For those playing along at home, I’m back from my sojourn Down South.
It was a bit of an odd trip. I left graduate school fairly early — three years between my Bachelor’s and Ph.D, which is really rather short — at least in part because I could; I’d gotten an early start on a research project, and then more or less let momentum carry me through. I’d occasionally regretted finishing so fast, since by the time I left I’d actually settled in fairly well.
The regrets were only occasional because, well, it’s graduate school, and thus ephemeral by nature. (Well, if you’re doing it right. There were a couple of tenured
grad students around my old department, and I suspect you can find the same in almost any school, but that’s not what I’m talking about.) I could have stuck around for another year or even two, but it probably wouldn’t have accomplished what I’d have wanted to accomplish; that is, I’d become comfortable in my milieu, but the milieu itself wasn’t a fixed sort of thing.
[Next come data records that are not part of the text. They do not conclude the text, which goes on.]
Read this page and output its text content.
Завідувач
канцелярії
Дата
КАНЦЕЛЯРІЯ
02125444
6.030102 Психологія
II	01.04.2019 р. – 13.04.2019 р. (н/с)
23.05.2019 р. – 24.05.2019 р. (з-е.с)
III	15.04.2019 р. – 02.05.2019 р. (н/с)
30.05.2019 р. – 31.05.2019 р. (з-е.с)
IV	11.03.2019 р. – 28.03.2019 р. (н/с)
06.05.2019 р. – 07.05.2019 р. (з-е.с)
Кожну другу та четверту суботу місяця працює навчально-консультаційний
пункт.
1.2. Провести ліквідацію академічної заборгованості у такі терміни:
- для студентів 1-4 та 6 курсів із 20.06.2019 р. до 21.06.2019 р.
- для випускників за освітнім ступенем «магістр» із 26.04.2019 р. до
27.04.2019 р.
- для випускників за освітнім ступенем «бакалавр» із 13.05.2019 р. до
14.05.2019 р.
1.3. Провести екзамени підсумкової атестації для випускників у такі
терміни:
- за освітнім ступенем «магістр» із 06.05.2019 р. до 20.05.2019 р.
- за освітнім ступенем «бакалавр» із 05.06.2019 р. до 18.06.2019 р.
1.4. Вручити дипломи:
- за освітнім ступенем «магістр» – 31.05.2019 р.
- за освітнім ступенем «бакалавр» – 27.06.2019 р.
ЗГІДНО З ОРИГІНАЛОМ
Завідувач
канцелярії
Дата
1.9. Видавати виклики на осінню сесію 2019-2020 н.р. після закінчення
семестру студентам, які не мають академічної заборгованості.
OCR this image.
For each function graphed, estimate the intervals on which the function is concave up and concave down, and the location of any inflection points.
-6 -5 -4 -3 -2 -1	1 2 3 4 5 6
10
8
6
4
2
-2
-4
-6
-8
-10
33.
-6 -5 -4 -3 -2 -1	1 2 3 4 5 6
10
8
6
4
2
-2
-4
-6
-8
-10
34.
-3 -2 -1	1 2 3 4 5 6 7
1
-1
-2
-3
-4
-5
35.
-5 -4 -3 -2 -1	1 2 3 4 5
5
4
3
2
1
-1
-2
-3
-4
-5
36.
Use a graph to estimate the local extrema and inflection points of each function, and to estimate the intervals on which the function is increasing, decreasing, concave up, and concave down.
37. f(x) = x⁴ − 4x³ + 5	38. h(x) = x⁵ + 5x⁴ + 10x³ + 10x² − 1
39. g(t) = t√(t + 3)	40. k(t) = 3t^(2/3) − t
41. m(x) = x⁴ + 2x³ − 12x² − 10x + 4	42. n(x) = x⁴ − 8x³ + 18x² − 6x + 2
It’s this latter insight that was really driven home during my trip down this past weekend. The small, coherent community that I’d been a part of doesn’t really exist any more, or at least it doesn’t exist there anymore. And, being that we’re academics, we’re all pretty scattered around these days; it’s not nearly the same as my (several) undergraduate socail circles, which for the most part still exist in some form or another in whichever city that particular collection stayed in or migrated to.